Genome complexity: DNA transcription and translation II (Introduction)

by David Turell , Friday, September 11, 2020, 21:00 (1322 days ago) @ David Turell
edited by David Turell, Friday, September 11, 2020, 21:13

A repeat due to the website acting up

The transcription and translation of DNA code is highly complex and tightly controlled:

https://science.sciencemag.org/content/369/6509/1335.2?utm_campaign=twis_sci_2020-09-10...

In bacteria, the rate of transcription of messenger RNA (mRNA) by RNA polymerase (RNAP) is coordinated with the rate of translation by the first ribosome behind RNAP on the mRNA. Two groups now present cryo–electron microscopy structures that show how two transcription elongation factors, NusG and NusA, participate in this coupling. Webster et al. found that NusG forms a bridge between RNAP and the ribosome when they are separated by mRNA. With shortened mRNA, NusG no longer links RNAP and the ribosome, but the two are oriented so that newly transcribed mRNA can enter the ribosome. Wang et al. provide further insight into the effect of mRNA length on the complex structures. They also include NusA and show that the NusG-bridged structure is stabilized by NusA.

Abstract: In bacteria, transcription and translation are coupled processes in which the movement of RNA polymerase (RNAP)–synthesizing messenger RNA (mRNA) is coordinated with the movement of the first ribosome-translating mRNA. Coupling is modulated by the transcription factors NusG (which is thought to bridge RNAP and the ribosome) and NusA. Here, we report cryo–electron microscopy structures of Escherichia coli transcription-translation complexes (TTCs) containing different-length mRNA spacers between RNAP and the ribosome active-center P site. Structures of TTCs containing short spacers show a state incompatible with NusG bridging and NusA binding (TTC-A, previously termed “expressome”). Structures of TTCs containing longer spacers reveal a new state compatible with NusG bridging and NusA binding (TTC-B) and reveal how NusG bridges and NusA binds. We propose that TTC-B mediates NusG- and NusA-dependent transcription-translation coupling.

Bacterial transcription and bacterial translation occur in the same cellular compartment, occur at the same time, and are coordinated processes in which the rate of transcription by the RNA polymerase (RNAP) molecule synthesizing an mRNA is coordinated with the rate of translation by the first ribosome (“lead ribosome”) translating the mRNA . Data indicate that the coordination is mediated by transcription elongation factors of the NusG/RfaH family, which contain an N-terminal domain (N) that interacts with RNAP β′ and β subunits and a flexibly tethered C-terminal domain (C) that interacts with ribosomal protein S10. These factors are thought to bridge, and thereby connect, the RNAP molecule and the lead ribosome. Further data indicate that the coordination is modulated by the transcription elongation factor NusA.

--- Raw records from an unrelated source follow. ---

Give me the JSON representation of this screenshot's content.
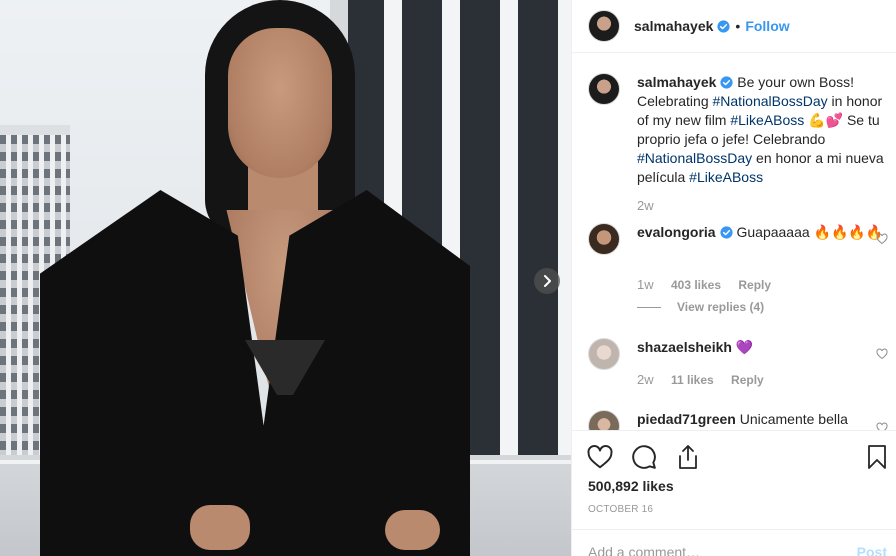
{
  "header": {
    "username": "salmahayek",
    "separator": "•",
    "follow_label": "Follow"
  },
  "caption": {
    "username": "salmahayek",
    "text_1": " Be your own Boss! Celebrating ",
    "tag_1": "#NationalBossDay",
    "text_2": " in honor of my new film ",
    "tag_2": "#LikeABoss",
    "text_3": " 💪💕 Se tu proprio jefa o jefe! Celebrando ",
    "tag_3": "#NationalBossDay",
    "text_4": " en honor a mi nueva película ",
    "tag_4": "#LikeABoss",
    "time": "2w"
  },
  "comments": [
    {
      "username": "evalongoria",
      "verified": true,
      "text": " Guapaaaaa 🔥🔥🔥🔥",
      "time": "1w",
      "likes": "403 likes",
      "reply_label": "Reply",
      "view_replies": "View replies (4)"
    },
    {
      "username": "shazaelsheikh",
      "verified": false,
      "text": " 💜",
      "time": "2w",
      "likes": "11 likes",
      "reply_label": "Reply"
    },
    {
      "username": "piedad71green",
      "verified": false,
      "text": " Unicamente bella"
    }
  ],
  "post": {
    "likes": "500,892 likes",
    "date": "OCTOBER 16",
    "comment_placeholder": "Add a comment…",
    "post_label": "Post"
  },
  "icons": {
    "like": "heart-icon",
    "comment": "comment-icon",
    "share": "share-icon",
    "save": "bookmark-icon",
    "next": "chevron-right-icon",
    "verified": "verified-badge-icon"
  },
  "colors": {
    "link": "#3897f0",
    "hashtag": "#003569",
    "muted": "#999999",
    "post_disabled": "#b2dffc"
  }
}
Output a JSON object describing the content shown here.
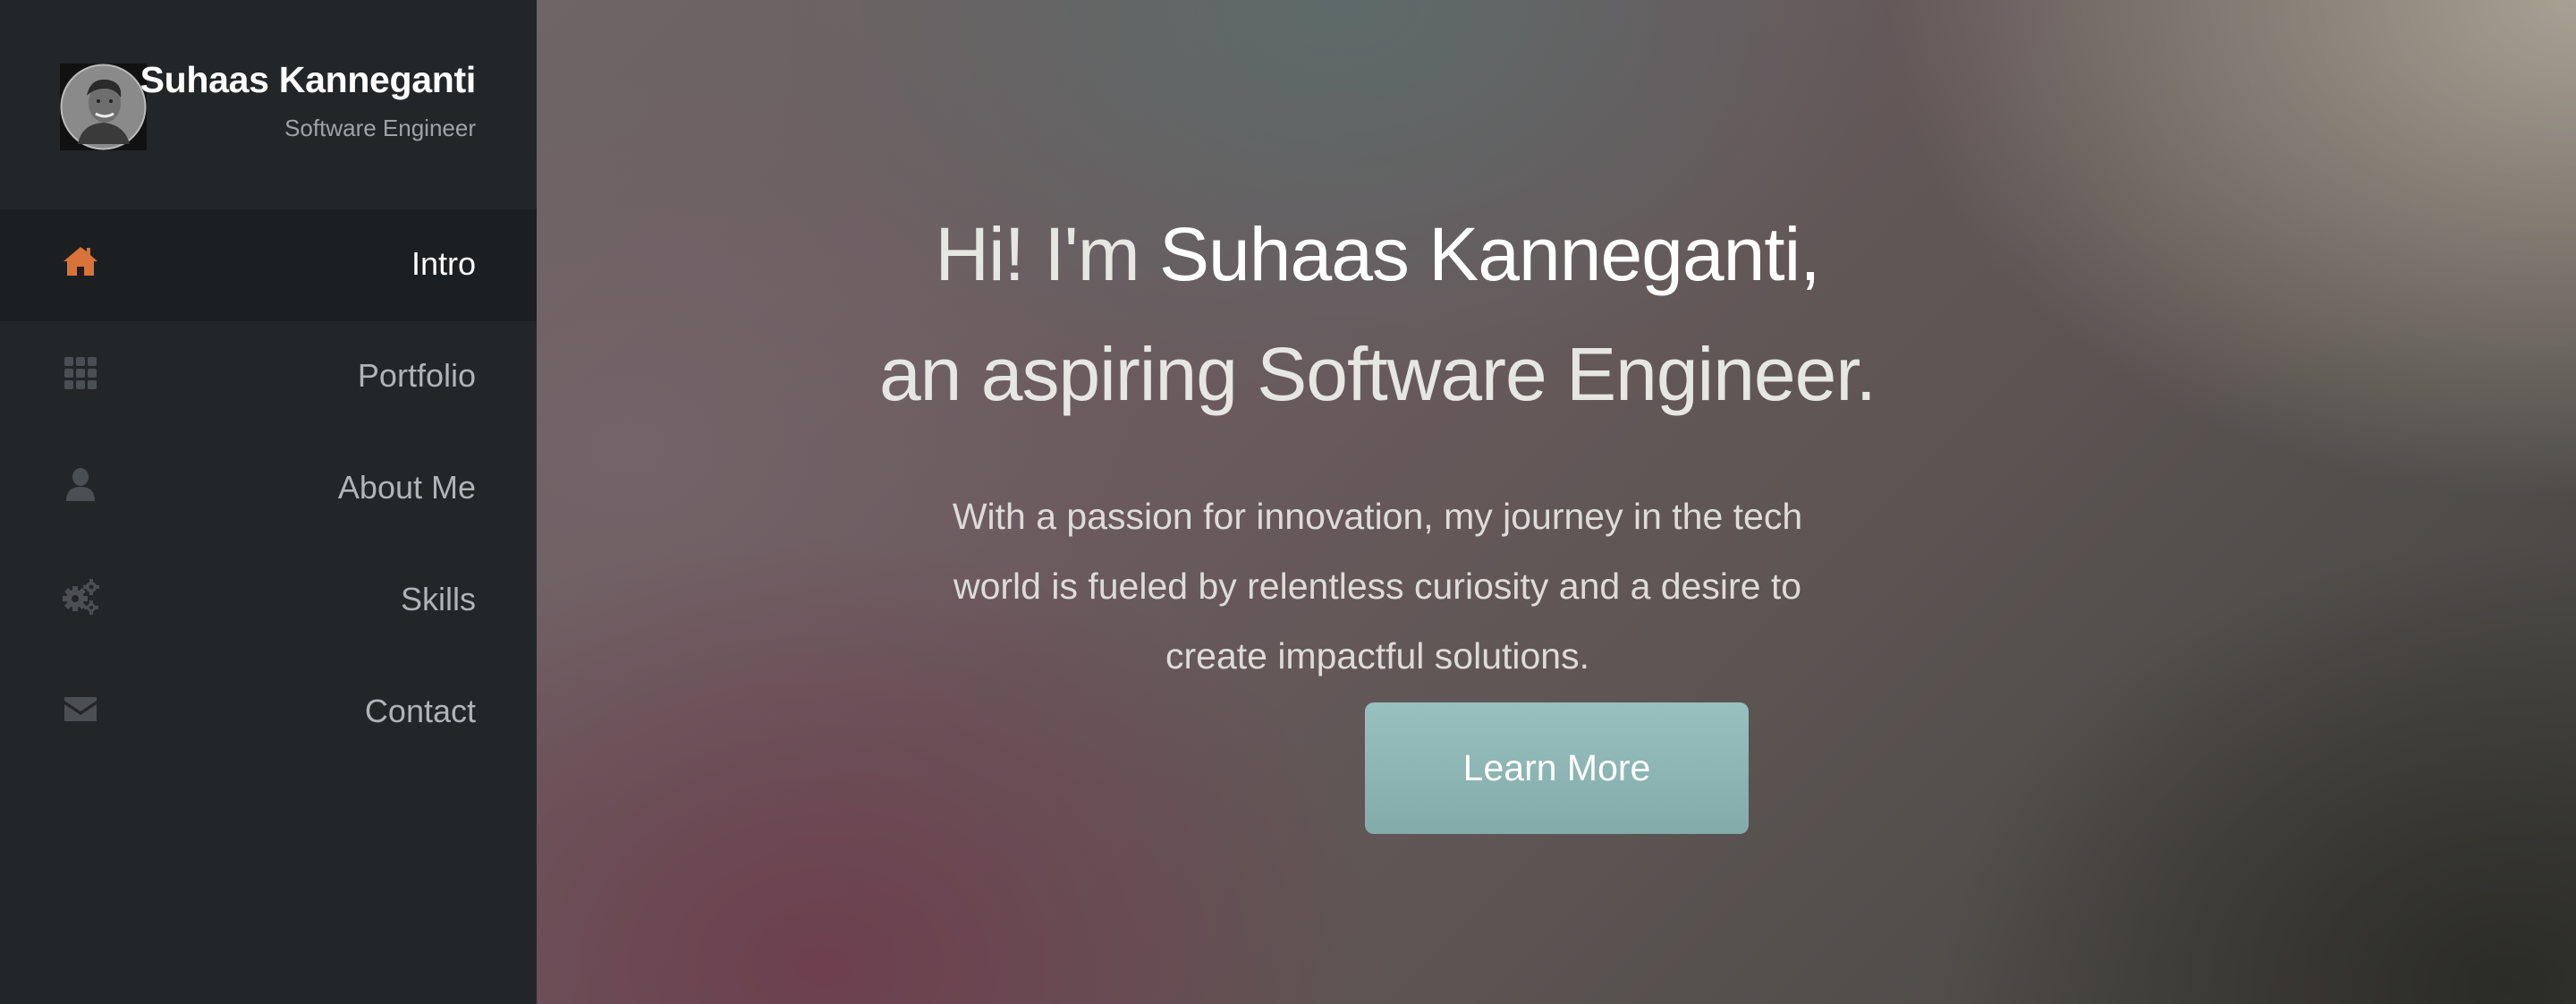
{
  "profile": {
    "name": "Suhaas Kanneganti",
    "role": "Software Engineer",
    "avatar_icon": "profile-photo"
  },
  "nav": {
    "items": [
      {
        "label": "Intro",
        "icon": "home-icon",
        "active": true
      },
      {
        "label": "Portfolio",
        "icon": "grid-icon",
        "active": false
      },
      {
        "label": "About Me",
        "icon": "user-icon",
        "active": false
      },
      {
        "label": "Skills",
        "icon": "gears-icon",
        "active": false
      },
      {
        "label": "Contact",
        "icon": "envelope-icon",
        "active": false
      }
    ]
  },
  "hero": {
    "greeting": "Hi! I'm",
    "name": "Suhaas Kanneganti,",
    "subtitle": "an aspiring Software Engineer.",
    "tagline": "With a passion for innovation, my journey in the tech world is fueled by relentless curiosity and a desire to create impactful solutions.",
    "button_label": "Learn More"
  },
  "colors": {
    "sidebar_bg": "#222629",
    "active_item_bg": "#1c1f22",
    "active_icon": "#d9733a",
    "inactive_icon": "#4a4f54",
    "button_bg": "#8fb8b6"
  }
}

The results presented here define four structural classes of TTCs: TTC-A [the previously reported expressome; TTC-B, TTC-C, and TTC-D, and show that TTC-B has structural properties indicating that it mediates NusG-dependent, NusA-dependent transcription-translation coupling in E. coli.

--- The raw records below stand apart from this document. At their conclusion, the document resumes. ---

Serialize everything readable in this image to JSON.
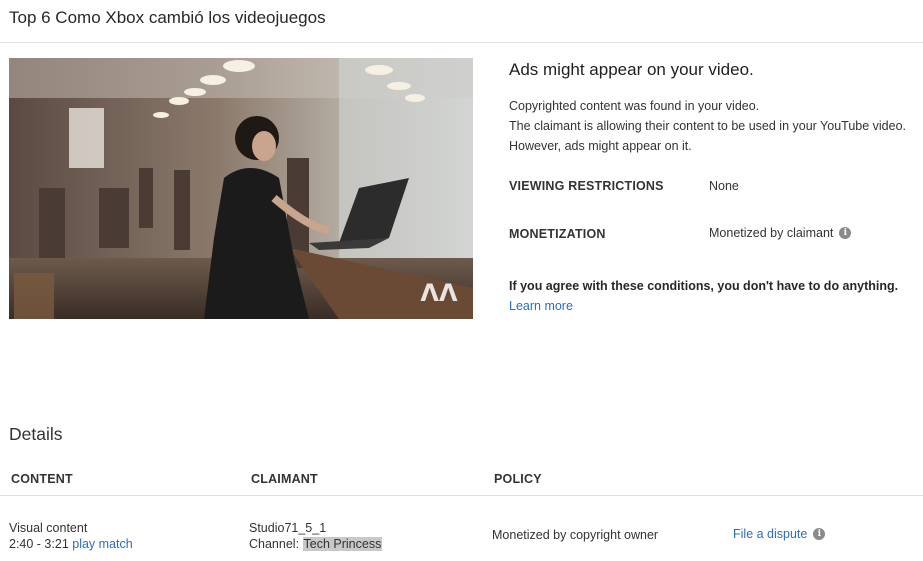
{
  "header": {
    "title": "Top 6 Como Xbox cambió los videojuegos"
  },
  "thumbnail": {
    "watermark": "ΛΛ"
  },
  "info": {
    "heading": "Ads might appear on your video.",
    "description": [
      "Copyrighted content was found in your video.",
      "The claimant is allowing their content to be used in your YouTube video.",
      "However, ads might appear on it."
    ],
    "viewing_restrictions": {
      "label": "VIEWING RESTRICTIONS",
      "value": "None"
    },
    "monetization": {
      "label": "MONETIZATION",
      "value": "Monetized by claimant",
      "icon": "info-icon"
    },
    "agree_text": "If you agree with these conditions, you don't have to do anything.",
    "learn_more": "Learn more"
  },
  "details": {
    "heading": "Details",
    "columns": {
      "content": "CONTENT",
      "claimant": "CLAIMANT",
      "policy": "POLICY"
    },
    "row": {
      "content_type": "Visual content",
      "time_range": "2:40 - 3:21",
      "play_match": "play match",
      "claimant_name": "Studio71_5_1",
      "channel_prefix": "Channel:",
      "channel_name": "Tech Princess",
      "policy": "Monetized by copyright owner",
      "dispute": "File a dispute",
      "dispute_icon": "info-icon"
    }
  }
}
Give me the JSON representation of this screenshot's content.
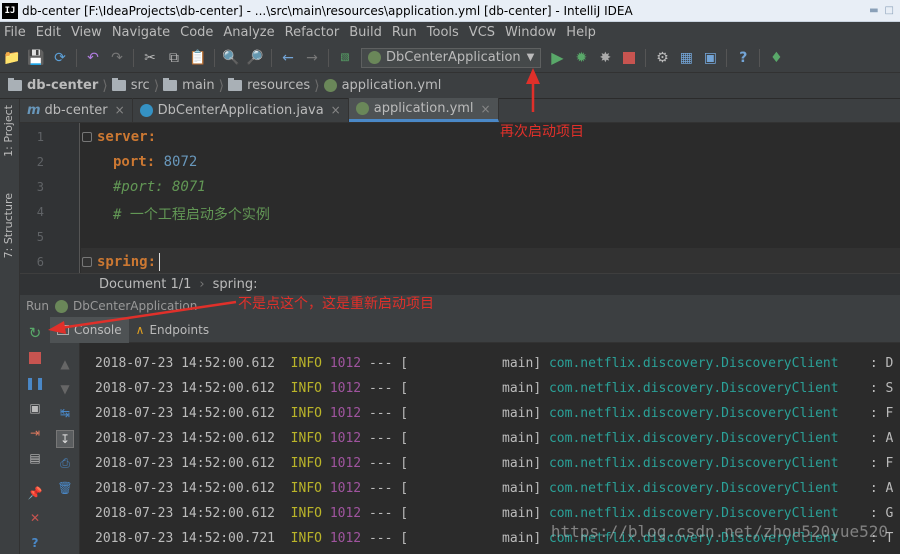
{
  "title_bar": {
    "app_icon_text": "IJ",
    "title": "db-center [F:\\IdeaProjects\\db-center] - ...\\src\\main\\resources\\application.yml [db-center] - IntelliJ IDEA"
  },
  "menu": {
    "items": [
      "File",
      "Edit",
      "View",
      "Navigate",
      "Code",
      "Analyze",
      "Refactor",
      "Build",
      "Run",
      "Tools",
      "VCS",
      "Window",
      "Help"
    ]
  },
  "toolbar": {
    "run_config_label": "DbCenterApplication"
  },
  "breadcrumb": {
    "items": [
      "db-center",
      "src",
      "main",
      "resources",
      "application.yml"
    ]
  },
  "left_strip": {
    "project_label": "1: Project",
    "structure_label": "7: Structure"
  },
  "tabs": [
    {
      "label": "db-center",
      "active": false
    },
    {
      "label": "DbCenterApplication.java",
      "active": false
    },
    {
      "label": "application.yml",
      "active": true
    }
  ],
  "editor": {
    "lines": [
      {
        "no": "1",
        "text": "server:"
      },
      {
        "no": "2",
        "key": "port:",
        "value": "8072"
      },
      {
        "no": "3",
        "text": "#port: 8071"
      },
      {
        "no": "4",
        "text": "# 一个工程启动多个实例"
      },
      {
        "no": "5",
        "text": ""
      },
      {
        "no": "6",
        "text": "spring:"
      }
    ]
  },
  "doc_status": {
    "document": "Document 1/1",
    "path": "spring:"
  },
  "run_panel": {
    "header": "Run",
    "config_name": "DbCenterApplication",
    "tabs": [
      "Console",
      "Endpoints"
    ]
  },
  "console": {
    "lines": [
      {
        "ts": "2018-07-23 14:52:00.612",
        "level": "INFO",
        "pid": "1012",
        "sep": "--- [",
        "thread": "main]",
        "cls": "com.netflix.discovery.DiscoveryClient",
        "tail": ": D"
      },
      {
        "ts": "2018-07-23 14:52:00.612",
        "level": "INFO",
        "pid": "1012",
        "sep": "--- [",
        "thread": "main]",
        "cls": "com.netflix.discovery.DiscoveryClient",
        "tail": ": S"
      },
      {
        "ts": "2018-07-23 14:52:00.612",
        "level": "INFO",
        "pid": "1012",
        "sep": "--- [",
        "thread": "main]",
        "cls": "com.netflix.discovery.DiscoveryClient",
        "tail": ": F"
      },
      {
        "ts": "2018-07-23 14:52:00.612",
        "level": "INFO",
        "pid": "1012",
        "sep": "--- [",
        "thread": "main]",
        "cls": "com.netflix.discovery.DiscoveryClient",
        "tail": ": A"
      },
      {
        "ts": "2018-07-23 14:52:00.612",
        "level": "INFO",
        "pid": "1012",
        "sep": "--- [",
        "thread": "main]",
        "cls": "com.netflix.discovery.DiscoveryClient",
        "tail": ": F"
      },
      {
        "ts": "2018-07-23 14:52:00.612",
        "level": "INFO",
        "pid": "1012",
        "sep": "--- [",
        "thread": "main]",
        "cls": "com.netflix.discovery.DiscoveryClient",
        "tail": ": A"
      },
      {
        "ts": "2018-07-23 14:52:00.612",
        "level": "INFO",
        "pid": "1012",
        "sep": "--- [",
        "thread": "main]",
        "cls": "com.netflix.discovery.DiscoveryClient",
        "tail": ": G"
      },
      {
        "ts": "2018-07-23 14:52:00.721",
        "level": "INFO",
        "pid": "1012",
        "sep": "--- [",
        "thread": "main]",
        "cls": "com.netflix.discovery.DiscoveryClient",
        "tail": ": T"
      }
    ]
  },
  "annotations": {
    "rerun_note": "再次启动项目",
    "restart_note": "不是点这个，这是重新启动项目"
  },
  "watermark": "https://blog.csdn.net/zhou520yue520",
  "colors": {
    "accent_tab": "#4a88c7",
    "annotation_red": "#e0302a",
    "run_green": "#59a869"
  }
}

The results presented reframe our understanding of the structural and mechanistic basis of transcription-translation coupling. The results provide high-resolution structures of the previously described expressome TTC-A that demonstrate its incompatibility with general transcription-translation coupling. In addition, the results provide high-resolution structures of a new structural state, TTC-B, with properties assignable to general, NusG-dependent, NusA-dependent transcription-translation coupling. Our results also show that NusG stabilizes TTC-B by bridging RNAP and the ribosome 30S head, that NusA stabilizes TTC-B by bridging RNAP and the ribosome 30S body, and that NusA serves as a coupling pantograph that bridges RNAP and the ribosome 30S body in a flexible manner that allows rotation of RNAP relative to the ribosome 30S body. Finally, the results provide testable new hypotheses regarding the identities of the RNAP and NusA structural modules crucial for transcription-translation coupling (RNAP β′ ZBD and NusA KH1) and the interactions made by those structural modules (interactions with ribosomal protein S3 in the S30 head and interactions wit1h ribosomal proteins S2 and S5 in the S30 body).

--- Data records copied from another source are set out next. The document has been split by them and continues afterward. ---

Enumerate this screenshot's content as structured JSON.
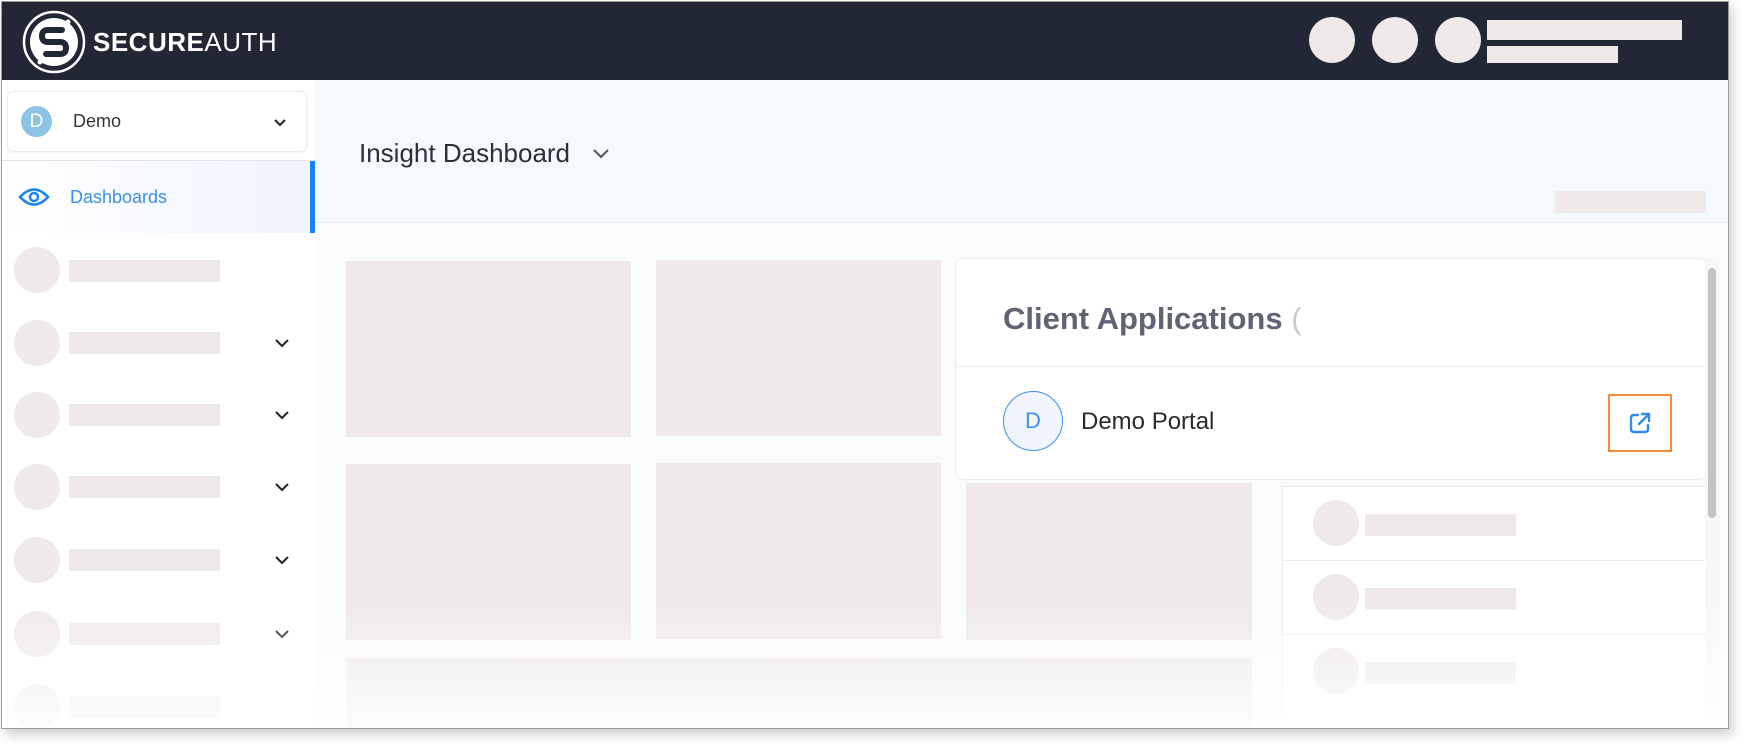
{
  "brand": {
    "name_bold": "SECURE",
    "name_light": "AUTH"
  },
  "colors": {
    "topbar": "#222736",
    "accent": "#1a82f5",
    "highlight_border": "#f58a3d",
    "skeleton": "#efe9e9"
  },
  "sidebar": {
    "tenant": {
      "avatar_letter": "D",
      "label": "Demo"
    },
    "active_item": {
      "label": "Dashboards",
      "icon": "eye-icon"
    }
  },
  "header": {
    "title": "Insight Dashboard"
  },
  "client_applications": {
    "title": "Client Applications",
    "title_suffix": "(",
    "apps": [
      {
        "avatar_letter": "D",
        "name": "Demo Portal",
        "action_icon": "external-link-icon"
      }
    ]
  }
}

Comment: This is certainly a very highly complex system for decoding the genome with lots of controls. Accurate results are dependent upon no errors occurring and are critical because cells are constantly reproducing themselves all through life. Life is miraculous as Paul Davies calls it in his book. I have brought up the issue of errors to give a more complete view of what God has created. I believe this is the molecular system that has to be designed. I think a more complex system of molecular controls using more chaperoning molecules would have been too cumbersome resulting in reactions that were too slow for the high speed results required in life. Any analysis will show that the error rate is very tiny, indicating to me God did His design very well. Those who magnify the errors thinking that makes God look impotent or incompetent are not taking the view of God I take.